There were other offers, but Lorenzo had her mind set on Gonzaga a while back.
"By the time they called me, I already decided I wanted to go to Gonzaga. I totally wanted to go there since I was a freshman, when Rachel (Kane) went there," she said, referring to the former player of the year from Punahou.
The slow pace of Spokane, Wash., fits Lorenzo fine.
"Being there on campus was kinda cool. I can focus on schoolwork and basketball. Gonzaga is mellow," said Lorenzo, who plans to major in accounting.
"I just really like work that's straightforward, and I really like math and straight answers," she said.
» Lindsey "Kaui" Tom and Charina Sumner, Kamehameha; Kristen Aona, Punahou
The two Warriors infielders signed with East Carolina. Tom is a shortstop, and Sumner will eventually move from second base to the outfield.
"I think the biggest issue for me is the distance, how far away it is from home," Tom conceded.
"But the coaches are very nice, genuine and honest from the beginning. All the players were super nice and made us feel welcome. That was the icing on the cake. Plus the campus is beautiful and all the facilities are new."
The two play club softball together with Buffanblu second baseman Aona, who also signed with the Pirates yesterday.
"After we visited (East Carolina), we all visited together at Charina's house and discussed it," Tom said.

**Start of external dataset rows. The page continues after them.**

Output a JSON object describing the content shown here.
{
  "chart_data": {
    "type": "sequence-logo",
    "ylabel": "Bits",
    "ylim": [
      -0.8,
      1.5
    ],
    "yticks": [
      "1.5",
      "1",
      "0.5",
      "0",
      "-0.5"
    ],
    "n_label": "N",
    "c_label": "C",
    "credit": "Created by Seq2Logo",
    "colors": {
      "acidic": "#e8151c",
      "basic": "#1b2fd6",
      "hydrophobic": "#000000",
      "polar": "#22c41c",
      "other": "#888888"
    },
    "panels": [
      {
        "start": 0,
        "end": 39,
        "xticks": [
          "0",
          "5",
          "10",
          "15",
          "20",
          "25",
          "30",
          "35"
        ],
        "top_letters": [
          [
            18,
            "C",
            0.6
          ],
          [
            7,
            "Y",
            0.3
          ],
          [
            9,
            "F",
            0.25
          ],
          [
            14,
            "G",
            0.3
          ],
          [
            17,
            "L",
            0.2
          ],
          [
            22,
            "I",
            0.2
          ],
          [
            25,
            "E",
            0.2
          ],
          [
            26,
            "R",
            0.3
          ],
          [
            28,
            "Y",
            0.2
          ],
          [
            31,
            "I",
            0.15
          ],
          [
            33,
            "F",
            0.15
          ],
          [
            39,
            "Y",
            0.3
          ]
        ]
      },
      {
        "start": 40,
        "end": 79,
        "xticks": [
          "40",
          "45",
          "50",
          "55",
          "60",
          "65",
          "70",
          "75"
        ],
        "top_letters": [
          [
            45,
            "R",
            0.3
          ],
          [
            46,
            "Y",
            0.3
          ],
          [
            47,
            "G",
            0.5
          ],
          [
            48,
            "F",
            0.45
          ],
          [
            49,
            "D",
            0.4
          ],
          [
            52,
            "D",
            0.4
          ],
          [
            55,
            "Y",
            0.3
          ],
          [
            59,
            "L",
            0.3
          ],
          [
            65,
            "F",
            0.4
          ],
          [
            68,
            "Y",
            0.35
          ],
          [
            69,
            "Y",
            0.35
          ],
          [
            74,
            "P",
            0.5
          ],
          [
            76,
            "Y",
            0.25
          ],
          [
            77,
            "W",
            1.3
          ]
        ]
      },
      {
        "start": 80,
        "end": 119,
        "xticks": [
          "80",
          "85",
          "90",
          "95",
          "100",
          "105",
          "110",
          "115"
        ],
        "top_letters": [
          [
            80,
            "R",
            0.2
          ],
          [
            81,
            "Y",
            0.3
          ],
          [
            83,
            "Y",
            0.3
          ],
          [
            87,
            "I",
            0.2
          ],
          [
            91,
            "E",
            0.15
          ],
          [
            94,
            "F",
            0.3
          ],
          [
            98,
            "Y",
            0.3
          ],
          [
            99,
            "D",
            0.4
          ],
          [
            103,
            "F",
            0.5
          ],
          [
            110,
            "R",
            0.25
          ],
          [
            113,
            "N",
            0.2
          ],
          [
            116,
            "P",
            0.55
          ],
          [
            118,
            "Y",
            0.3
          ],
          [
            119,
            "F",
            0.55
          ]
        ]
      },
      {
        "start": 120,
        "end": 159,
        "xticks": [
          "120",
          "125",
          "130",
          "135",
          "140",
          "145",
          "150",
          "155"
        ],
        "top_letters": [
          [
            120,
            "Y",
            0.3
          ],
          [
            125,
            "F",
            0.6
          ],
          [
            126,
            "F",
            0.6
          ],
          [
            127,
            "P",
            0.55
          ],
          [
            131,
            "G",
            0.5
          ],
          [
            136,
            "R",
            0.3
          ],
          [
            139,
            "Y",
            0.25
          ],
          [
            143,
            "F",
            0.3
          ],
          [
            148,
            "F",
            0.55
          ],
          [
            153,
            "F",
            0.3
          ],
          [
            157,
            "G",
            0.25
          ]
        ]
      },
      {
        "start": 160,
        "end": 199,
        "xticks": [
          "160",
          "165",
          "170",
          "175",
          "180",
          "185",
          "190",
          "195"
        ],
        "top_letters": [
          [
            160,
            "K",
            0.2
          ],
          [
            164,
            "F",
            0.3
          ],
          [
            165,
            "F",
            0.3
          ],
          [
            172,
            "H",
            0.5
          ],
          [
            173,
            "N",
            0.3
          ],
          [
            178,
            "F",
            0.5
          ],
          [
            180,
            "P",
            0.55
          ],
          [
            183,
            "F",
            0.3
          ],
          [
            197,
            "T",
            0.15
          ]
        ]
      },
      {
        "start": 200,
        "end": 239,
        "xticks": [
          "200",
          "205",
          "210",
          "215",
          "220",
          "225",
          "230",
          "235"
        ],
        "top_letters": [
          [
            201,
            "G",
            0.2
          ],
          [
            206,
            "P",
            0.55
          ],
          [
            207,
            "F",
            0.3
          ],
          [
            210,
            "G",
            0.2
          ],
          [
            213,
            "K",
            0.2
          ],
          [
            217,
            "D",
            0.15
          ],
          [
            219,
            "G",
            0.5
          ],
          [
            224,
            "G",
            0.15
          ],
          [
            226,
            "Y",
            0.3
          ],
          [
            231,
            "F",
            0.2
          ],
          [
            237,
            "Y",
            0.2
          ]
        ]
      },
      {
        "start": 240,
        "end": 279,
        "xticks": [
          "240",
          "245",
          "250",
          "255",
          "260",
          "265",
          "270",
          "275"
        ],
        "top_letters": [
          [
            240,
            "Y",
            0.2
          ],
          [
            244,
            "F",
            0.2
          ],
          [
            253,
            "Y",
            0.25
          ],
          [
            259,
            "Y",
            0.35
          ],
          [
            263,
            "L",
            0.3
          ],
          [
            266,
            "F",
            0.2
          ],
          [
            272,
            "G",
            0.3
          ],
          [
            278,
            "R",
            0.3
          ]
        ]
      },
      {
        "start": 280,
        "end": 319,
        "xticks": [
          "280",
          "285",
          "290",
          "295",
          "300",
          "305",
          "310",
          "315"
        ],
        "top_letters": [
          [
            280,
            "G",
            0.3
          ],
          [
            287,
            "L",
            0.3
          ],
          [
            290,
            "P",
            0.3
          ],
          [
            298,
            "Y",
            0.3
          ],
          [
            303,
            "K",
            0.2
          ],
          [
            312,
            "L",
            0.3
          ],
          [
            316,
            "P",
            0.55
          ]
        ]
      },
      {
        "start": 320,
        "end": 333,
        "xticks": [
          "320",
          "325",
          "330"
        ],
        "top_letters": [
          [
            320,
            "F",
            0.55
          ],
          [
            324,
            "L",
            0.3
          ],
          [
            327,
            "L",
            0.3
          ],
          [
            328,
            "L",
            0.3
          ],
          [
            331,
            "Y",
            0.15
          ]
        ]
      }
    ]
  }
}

Aona is projected as an outfielder at ECU.
» Markee Nobriga, Kamehameha
The Warriors fullback is committed to New Mexico.
"I visited in September. I'd been there before. The facilities are really nice, and I like the girls on the team. Another girl I know, Kiani Wong, goes there," she said of the Iolani graduate.
The scholarship is a partial, but if Nobriga qualifies for an academic scholarship, she will have the equivalent of a full ride.
Purdue, UNLV and Long Beach State also offered partial scholarships.